On Thu, Jun 3, 2021 at 1:08 PM Zalman Stern <zalman@...> wrote:
that's pretty handy, actually. I'm not sure it should be a property of
the V spec itself, rather it could be a requirement that software
which is translated in this method could require an implementation
with VLEN >= 128 else it would fall back to a scalar translation.
for RVV, I was pretty comfortable with the requirement that RVV
require VLEN >= 128 before this whole thread started. it seemed like a
good length (4 x 32b words) which matched other SIMD instructions sets
as you have noted.
with this post, Tariq indicated that he wants to reduce the amount of
state. from this, I started to think it might be better to shorten
this to VLEN >= 64 or perhaps VLEN >= max(XLEN,FLEN) rather than
reducing the number of named registers [*]
Regarding performance, VLEN=32 or 64 seems ridiculously small until
you consider register grouping.

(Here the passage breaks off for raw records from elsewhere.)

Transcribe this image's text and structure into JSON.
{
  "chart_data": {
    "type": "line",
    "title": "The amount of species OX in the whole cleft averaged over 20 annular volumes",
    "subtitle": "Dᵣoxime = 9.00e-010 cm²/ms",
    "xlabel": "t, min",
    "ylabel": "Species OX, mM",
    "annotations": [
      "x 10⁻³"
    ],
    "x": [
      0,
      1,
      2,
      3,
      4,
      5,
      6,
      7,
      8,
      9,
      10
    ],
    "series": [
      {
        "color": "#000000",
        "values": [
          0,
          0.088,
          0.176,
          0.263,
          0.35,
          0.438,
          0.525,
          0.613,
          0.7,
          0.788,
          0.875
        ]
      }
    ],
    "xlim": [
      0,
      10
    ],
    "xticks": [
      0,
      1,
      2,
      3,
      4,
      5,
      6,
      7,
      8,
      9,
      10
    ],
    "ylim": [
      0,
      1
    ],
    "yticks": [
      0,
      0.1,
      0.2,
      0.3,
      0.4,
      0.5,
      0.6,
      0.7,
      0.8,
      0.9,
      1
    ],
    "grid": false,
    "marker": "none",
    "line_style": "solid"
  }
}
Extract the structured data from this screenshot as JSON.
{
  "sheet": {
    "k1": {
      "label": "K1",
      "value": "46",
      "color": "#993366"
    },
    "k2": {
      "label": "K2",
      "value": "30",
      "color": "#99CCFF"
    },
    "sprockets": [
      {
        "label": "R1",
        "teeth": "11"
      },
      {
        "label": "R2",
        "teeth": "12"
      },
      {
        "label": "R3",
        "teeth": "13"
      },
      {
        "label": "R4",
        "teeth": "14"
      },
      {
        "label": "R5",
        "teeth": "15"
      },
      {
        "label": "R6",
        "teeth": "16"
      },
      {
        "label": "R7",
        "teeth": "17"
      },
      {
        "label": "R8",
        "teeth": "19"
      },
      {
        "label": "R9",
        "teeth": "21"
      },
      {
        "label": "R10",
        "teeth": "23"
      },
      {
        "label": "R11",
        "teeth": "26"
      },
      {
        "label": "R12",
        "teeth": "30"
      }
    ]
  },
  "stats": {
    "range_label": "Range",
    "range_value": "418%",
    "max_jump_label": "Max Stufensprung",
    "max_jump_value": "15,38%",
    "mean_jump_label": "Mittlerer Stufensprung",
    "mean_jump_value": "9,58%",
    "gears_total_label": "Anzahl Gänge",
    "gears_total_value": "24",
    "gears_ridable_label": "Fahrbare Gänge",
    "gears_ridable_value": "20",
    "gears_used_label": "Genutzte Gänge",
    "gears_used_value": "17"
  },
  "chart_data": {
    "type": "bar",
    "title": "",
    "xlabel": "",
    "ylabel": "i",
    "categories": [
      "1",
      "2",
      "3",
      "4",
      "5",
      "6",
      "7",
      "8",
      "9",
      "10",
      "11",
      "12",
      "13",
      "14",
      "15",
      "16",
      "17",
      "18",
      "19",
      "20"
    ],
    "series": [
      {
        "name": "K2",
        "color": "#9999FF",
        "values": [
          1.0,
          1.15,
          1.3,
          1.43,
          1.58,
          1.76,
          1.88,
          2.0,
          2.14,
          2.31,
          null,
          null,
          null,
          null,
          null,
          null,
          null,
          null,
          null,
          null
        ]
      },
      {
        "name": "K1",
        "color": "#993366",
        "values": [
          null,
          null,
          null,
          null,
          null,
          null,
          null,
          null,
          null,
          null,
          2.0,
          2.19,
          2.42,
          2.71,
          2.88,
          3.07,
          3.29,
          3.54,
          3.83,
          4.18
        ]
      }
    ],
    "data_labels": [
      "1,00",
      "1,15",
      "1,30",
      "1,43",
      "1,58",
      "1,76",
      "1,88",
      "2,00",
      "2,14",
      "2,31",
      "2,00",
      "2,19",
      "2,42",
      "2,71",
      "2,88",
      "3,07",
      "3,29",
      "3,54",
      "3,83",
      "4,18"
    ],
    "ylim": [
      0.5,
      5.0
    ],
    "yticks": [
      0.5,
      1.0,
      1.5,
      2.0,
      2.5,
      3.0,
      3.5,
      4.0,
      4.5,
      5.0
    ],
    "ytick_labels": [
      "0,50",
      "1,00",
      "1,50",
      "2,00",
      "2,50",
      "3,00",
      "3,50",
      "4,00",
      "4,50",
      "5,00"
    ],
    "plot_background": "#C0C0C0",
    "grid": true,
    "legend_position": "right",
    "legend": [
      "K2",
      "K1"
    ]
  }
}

The RVV-lite profile that I'm
proposing would require SEW/LMUL=8, so VLMAX=4 for VLEN=32, and
VLMAX=8 for VLEN=64. These are reasonable vector lengths to get
reasonable amounts of parallelism.
[*] why not just restrict small implementations to 16 or 8 named
registers with VLEN >= 128? it is a consequence of how RVV has chosen
to implement widening and narrowing instructions, which require using
register grouping. in my RVV-lite profile, I considered eliminating
register groups entirely, but this would require some other way to do
widening/narrowing which would not be compatible with RVV. with
SEW/LMUL=32/4, a common setting, there are only 8 vector registers
available. to save register file area, restricting this to just 4
vector registers seems too restrictive. instead, I think relaxing
VLMAX >= 64 achieves the same effect (halving the required register
file size) without requiring such a restriction.